Britons need to plug a £371billion collective shortfall in their savings in order to be able to withstand future unexpected financial shocks, a report has warned.
A savings pot of around £17,465 is necessary ‘to feel financially secure’, Yorkshire Building Society and the Centre for Economics and Business Research claims.
Typically people have around £10,245 in savings, meaning they are £7,220 short of the ideal target.
But despite this, the country’s overall financial resilience has improved over the past year, the data shows, mainly thanks to more money being tucked away in the pandemic.
Variations: Wales had the biggest savings shortfall, but the North East of England came in last place when all factors were taking into account
Comparison: Regional financial resilience rankings in 2019 and 2020, according to YBS
Savers in the North East of England are, according to the findings, the least financially secure overall in the country, with people in Yorkshire and the Humber also struggling.
At the other end of the spectrum, savers in the East of England proved to be the most financially resilient, followed by those in Scotland and London.
To get to the £371billion figure, the report took the £7,220 shortfall and multiplied it by the number of adults in Britain – not by household.
At £12,401, savers in Wales had the biggest savings shortfall, which is almost three times higher than the East Midlands. But, it was still the North East which fared worst overall, taking all factors into account.
Scotland has the smallest monthly nest egg shortfall, with households in the region typically needing to stash away £217 a month more to feel financially comfortable, according to the data.
When looking at the country’s biggest cities, Edinburgh ranked as the most financially resilient, scoring 64, out of a possible 100. Milton Keynes proved to be the least resilient, scoring 44.
Habits: Savings per month by household composition, from 2018 to 2020
Views: Most people think having higher cash savings would help them feel more financially secure
Facing shocks: People’s overall financial resilience has in fact improved over the past year
Monthly basis: Monthly nest egg savings shortfalls by area, according to YBS
London was the city which improved its financial resilience the most last year, becoming the second most financially resilient urban hub, up from fifteenth place in 2019.
The opposite held true for Sheffield, which despite growing levels of resilience over the past few years, suffered significantly throughout the pandemic, resulting in a fall from second place in 2019 to seventh place for 2020.
With the cost of housing, transport, energy and food high, many are set to feel the pinch financially this winter, and there are already signs that saving levels are falling.
Fresh figures from the Bank of England today revealed that savings levels dropped to £7.1billion in July, down from £9.8billion in June.
Interest rates remain at a record low of 0.1 per cent while inflation has generally been rising over the past year, meaning many savers are seeing the value of their money decimated in cash savings accounts.
Tina Hughes, director of savings at Yorkshire Building Society, said: ‘Despite many people managing to put away more money during the past 18 months, this latest research proves just how fragile people’s savings are, and how far away they are from reaching a state where they feel they have sufficient reserves to be financially secure.
‘Whilst some people were able to save throughout the pandemic, that hasn’t been the case for everyone, with many now more exposed than before to financial shocks.’
Comparison: City savers’ financial resilience rankings in 2019 and 2020
Financial resilience has improved in the last year
The country’s overall financial resilience has improved over the past year, rising to 57 out of 100, up from 44 in 2019.
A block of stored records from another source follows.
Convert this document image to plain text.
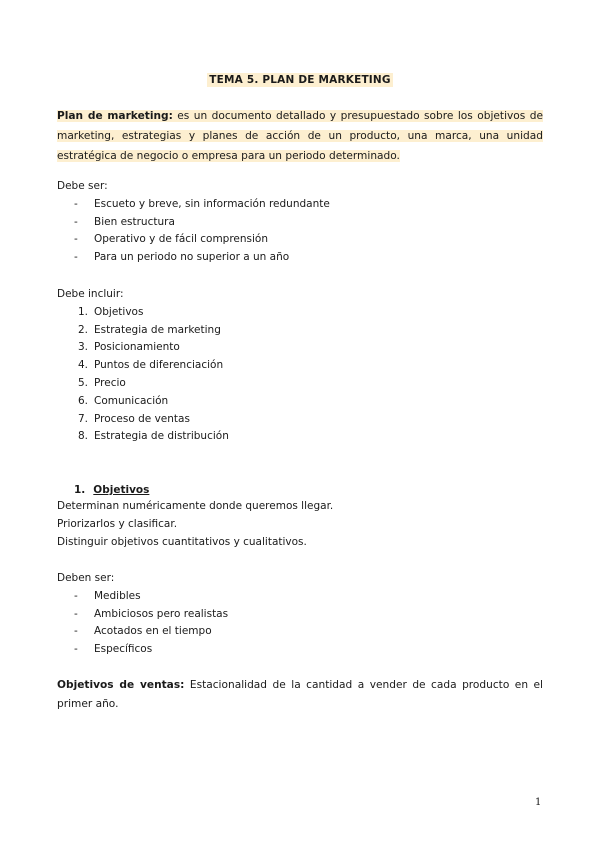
TEMA 5. PLAN DE MARKETING
Plan de marketing: es un documento detallado y presupuestado sobre los objetivos de marketing, estrategias y planes de acción de un producto, una marca, una unidad estratégica de negocio o empresa para un periodo determinado.
Debe ser:
- Escueto y breve, sin información redundante
- Bien estructura
- Operativo y de fácil comprensión
- Para un periodo no superior a un año
Debe incluir:
1. Objetivos
2. Estrategia de marketing
3. Posicionamiento
4. Puntos de diferenciación
5. Precio
6. Comunicación
7. Proceso de ventas
8. Estrategia de distribución
1. Objetivos
Determinan numéricamente donde queremos llegar.
Priorizarlos y clasificar.
Distinguir objetivos cuantitativos y cualitativos.
Deben ser:
- Medibles
- Ambiciosos pero realistas
- Acotados en el tiempo
- Específicos
Objetivos de ventas: Estacionalidad de la cantidad a vender de cada producto en el primer año.
1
The score stems from an assessment of four key elements of financial resilience including shock resilience, probability of income shock, financial health and ability to plan for difficulty.
Many said lockdown had caused them to reassess their approach to saving, with nearly half of 18-34 year olds stating they would save more carefully after the pandemic.
One third of men and almost two-fifths of women said greater financial security would make them feel less anxious or depressed.
Most respondents said to feel more financially resilient they would like more money in cash savings, followed by reducing their debt or owning a property 23 per cent.
At the peak of the pandemic, many opportunities to spend were curbed amid lockdowns. This resulted in people stashing away additional savings of around £190billion over the past 18 months.
Nitesh Patel, strategic economist at Yorkshire Building Society said: ‘The changes in the city and regional rankings are perhaps reflective of the different lockdown restrictions that were implemented up and down the country.
‘In some regions and cities, the increase in financial resilience may have been caused by tougher, longer Covid restrictions being in place, meaning people in those areas were able to save more. However, this theory isn’t necessarily reflective across all regions.’